Do you like working in the studio here?
There’s fantastic light in the studio – it’s north-facing and actually we need that to do effective retouching, to get the effective colour matching and avoid problems with direct light. So big windows and north-facing light is quite important to us. Then the other really big advantage of these studios is the inbuilt extraction. I do a lot of work with various solvents and other chemicals – things that you really don’t want to be inhaling large quantities of – so just having the inbuilt extraction is a massive advantage too.
Are you finding this building is more social?

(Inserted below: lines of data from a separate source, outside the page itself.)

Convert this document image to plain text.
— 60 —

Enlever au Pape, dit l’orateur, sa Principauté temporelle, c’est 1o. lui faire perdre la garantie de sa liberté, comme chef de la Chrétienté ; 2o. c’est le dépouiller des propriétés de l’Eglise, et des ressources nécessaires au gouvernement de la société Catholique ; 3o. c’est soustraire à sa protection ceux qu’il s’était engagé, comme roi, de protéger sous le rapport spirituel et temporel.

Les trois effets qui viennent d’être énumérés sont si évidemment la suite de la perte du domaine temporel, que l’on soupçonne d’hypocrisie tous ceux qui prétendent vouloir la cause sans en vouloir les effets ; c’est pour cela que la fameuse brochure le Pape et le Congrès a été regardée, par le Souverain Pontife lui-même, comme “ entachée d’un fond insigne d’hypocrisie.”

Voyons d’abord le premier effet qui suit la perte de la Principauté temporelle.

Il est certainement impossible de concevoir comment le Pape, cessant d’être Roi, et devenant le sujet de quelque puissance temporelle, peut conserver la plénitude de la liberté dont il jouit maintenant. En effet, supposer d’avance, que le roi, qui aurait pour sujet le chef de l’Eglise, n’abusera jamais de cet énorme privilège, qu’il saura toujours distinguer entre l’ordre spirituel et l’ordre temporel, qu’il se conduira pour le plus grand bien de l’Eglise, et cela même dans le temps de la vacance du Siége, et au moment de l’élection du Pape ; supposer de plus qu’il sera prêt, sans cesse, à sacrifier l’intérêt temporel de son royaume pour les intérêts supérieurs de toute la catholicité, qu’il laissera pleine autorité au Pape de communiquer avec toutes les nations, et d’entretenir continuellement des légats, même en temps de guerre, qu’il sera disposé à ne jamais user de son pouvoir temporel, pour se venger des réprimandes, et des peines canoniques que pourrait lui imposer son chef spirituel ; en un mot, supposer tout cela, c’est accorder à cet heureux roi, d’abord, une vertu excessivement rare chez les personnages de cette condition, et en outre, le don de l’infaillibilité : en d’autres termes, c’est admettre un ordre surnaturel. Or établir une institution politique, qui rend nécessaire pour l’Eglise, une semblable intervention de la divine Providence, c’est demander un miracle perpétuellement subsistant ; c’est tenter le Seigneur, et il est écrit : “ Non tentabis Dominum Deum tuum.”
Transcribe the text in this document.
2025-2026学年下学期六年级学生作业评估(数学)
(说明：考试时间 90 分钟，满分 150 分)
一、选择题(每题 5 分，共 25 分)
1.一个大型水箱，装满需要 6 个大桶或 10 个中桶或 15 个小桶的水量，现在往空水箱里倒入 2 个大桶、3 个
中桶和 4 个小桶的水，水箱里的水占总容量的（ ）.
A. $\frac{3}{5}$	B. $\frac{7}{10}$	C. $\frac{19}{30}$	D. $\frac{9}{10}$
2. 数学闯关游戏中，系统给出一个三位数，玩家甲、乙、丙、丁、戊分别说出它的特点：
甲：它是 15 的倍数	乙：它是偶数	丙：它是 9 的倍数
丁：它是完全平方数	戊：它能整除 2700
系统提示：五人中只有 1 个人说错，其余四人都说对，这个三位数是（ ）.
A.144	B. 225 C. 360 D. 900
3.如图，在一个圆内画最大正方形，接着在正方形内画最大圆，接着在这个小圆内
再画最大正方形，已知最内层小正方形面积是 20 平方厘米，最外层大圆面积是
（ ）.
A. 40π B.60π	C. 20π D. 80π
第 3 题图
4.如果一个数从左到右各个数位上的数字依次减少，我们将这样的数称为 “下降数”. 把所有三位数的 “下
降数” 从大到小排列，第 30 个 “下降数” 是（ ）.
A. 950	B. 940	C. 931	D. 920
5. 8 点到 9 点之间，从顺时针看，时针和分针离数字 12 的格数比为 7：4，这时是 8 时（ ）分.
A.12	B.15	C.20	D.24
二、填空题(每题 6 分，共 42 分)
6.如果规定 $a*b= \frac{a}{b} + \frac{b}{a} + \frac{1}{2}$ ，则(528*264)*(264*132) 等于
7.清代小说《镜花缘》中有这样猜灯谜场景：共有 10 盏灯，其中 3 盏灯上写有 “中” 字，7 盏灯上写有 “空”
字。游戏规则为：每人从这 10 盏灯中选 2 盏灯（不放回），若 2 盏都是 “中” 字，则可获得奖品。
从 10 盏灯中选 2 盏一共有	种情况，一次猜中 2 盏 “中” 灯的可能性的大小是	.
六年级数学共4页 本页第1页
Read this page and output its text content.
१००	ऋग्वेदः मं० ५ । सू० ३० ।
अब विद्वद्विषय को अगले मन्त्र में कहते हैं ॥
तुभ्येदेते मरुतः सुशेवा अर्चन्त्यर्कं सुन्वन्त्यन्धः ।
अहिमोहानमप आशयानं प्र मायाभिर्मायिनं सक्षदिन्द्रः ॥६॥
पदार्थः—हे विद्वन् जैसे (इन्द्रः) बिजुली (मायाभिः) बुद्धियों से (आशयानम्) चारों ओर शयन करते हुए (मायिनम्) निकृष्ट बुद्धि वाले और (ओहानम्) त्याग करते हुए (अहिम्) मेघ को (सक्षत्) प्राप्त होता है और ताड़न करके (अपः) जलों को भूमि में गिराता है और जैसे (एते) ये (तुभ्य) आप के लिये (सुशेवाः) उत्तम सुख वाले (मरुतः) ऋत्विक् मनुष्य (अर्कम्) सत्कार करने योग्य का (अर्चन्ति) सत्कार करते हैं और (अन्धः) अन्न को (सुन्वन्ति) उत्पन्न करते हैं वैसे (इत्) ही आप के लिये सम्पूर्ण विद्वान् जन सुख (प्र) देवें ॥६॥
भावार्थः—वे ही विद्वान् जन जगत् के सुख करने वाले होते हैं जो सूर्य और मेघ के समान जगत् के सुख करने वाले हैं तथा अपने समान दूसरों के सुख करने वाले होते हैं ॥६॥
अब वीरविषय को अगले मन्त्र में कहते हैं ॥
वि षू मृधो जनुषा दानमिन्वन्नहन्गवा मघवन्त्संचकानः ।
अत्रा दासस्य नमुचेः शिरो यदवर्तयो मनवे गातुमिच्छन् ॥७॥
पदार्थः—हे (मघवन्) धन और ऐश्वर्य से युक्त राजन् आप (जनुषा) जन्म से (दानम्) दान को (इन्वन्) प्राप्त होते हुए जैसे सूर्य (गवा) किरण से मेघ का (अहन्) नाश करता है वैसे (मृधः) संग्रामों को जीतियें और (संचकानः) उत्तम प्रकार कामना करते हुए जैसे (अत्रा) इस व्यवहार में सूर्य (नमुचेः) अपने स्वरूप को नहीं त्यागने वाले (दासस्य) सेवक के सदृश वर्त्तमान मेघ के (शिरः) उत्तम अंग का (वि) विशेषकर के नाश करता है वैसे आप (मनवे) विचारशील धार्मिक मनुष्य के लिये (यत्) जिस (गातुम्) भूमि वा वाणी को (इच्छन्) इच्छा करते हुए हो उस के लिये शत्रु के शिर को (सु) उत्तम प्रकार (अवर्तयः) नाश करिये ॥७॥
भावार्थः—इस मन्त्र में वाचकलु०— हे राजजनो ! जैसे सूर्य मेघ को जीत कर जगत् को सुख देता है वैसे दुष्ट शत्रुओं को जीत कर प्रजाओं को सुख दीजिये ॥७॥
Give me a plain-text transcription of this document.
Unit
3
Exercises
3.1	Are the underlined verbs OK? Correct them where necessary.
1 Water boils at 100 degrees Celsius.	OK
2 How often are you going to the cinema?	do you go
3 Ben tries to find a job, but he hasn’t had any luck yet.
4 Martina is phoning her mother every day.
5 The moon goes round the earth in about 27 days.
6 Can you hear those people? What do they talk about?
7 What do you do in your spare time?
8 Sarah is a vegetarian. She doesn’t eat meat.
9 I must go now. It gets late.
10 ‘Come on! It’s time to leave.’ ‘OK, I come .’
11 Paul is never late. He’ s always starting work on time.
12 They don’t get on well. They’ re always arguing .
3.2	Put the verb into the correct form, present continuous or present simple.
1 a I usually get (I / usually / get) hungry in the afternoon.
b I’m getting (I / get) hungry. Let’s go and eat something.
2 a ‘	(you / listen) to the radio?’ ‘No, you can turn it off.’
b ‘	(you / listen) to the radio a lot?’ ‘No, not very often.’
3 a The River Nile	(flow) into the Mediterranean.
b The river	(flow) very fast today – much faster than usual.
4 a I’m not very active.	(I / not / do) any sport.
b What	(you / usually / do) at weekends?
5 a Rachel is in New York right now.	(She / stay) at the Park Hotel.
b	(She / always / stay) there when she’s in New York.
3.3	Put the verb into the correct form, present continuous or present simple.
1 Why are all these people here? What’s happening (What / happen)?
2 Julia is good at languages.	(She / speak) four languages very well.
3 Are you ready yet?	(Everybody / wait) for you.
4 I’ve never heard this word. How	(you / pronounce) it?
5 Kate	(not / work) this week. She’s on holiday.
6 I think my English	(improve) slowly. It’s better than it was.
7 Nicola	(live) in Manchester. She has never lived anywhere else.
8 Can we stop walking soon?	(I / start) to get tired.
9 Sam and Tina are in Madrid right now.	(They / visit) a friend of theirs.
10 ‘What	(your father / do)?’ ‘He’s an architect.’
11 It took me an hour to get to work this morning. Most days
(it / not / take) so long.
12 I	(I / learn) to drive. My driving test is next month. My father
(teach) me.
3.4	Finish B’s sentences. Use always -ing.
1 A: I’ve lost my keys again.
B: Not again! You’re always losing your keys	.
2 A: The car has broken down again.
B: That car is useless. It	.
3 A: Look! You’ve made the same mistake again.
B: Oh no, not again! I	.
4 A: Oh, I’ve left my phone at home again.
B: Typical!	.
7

I would say so, definitely. The tea room is quite a big social hub, it’s nice that everybody collects in there. Just being around people and being able to speak to them one-to-one helps with work. Naturally, you’ll just exchange ideas which is really useful. And it’s enormously helpful to be able to talk to the storage and collections teams on a day-to-day basis. If they have concerns with a particular painting, they can just come and find me and bring it up for conservation pretty much straight away. That was much more problematic beforehand.
When you walk into the building how do you feel?
I’m proud of this building when I walk into it. It just looks impressive. I have lots of colleagues that work in other institutions or in private studios who have much more cramped spaces which aren’t as fit-for-purpose. So when I walk into this space it feels like a much more professional environment. Clean and modern as well.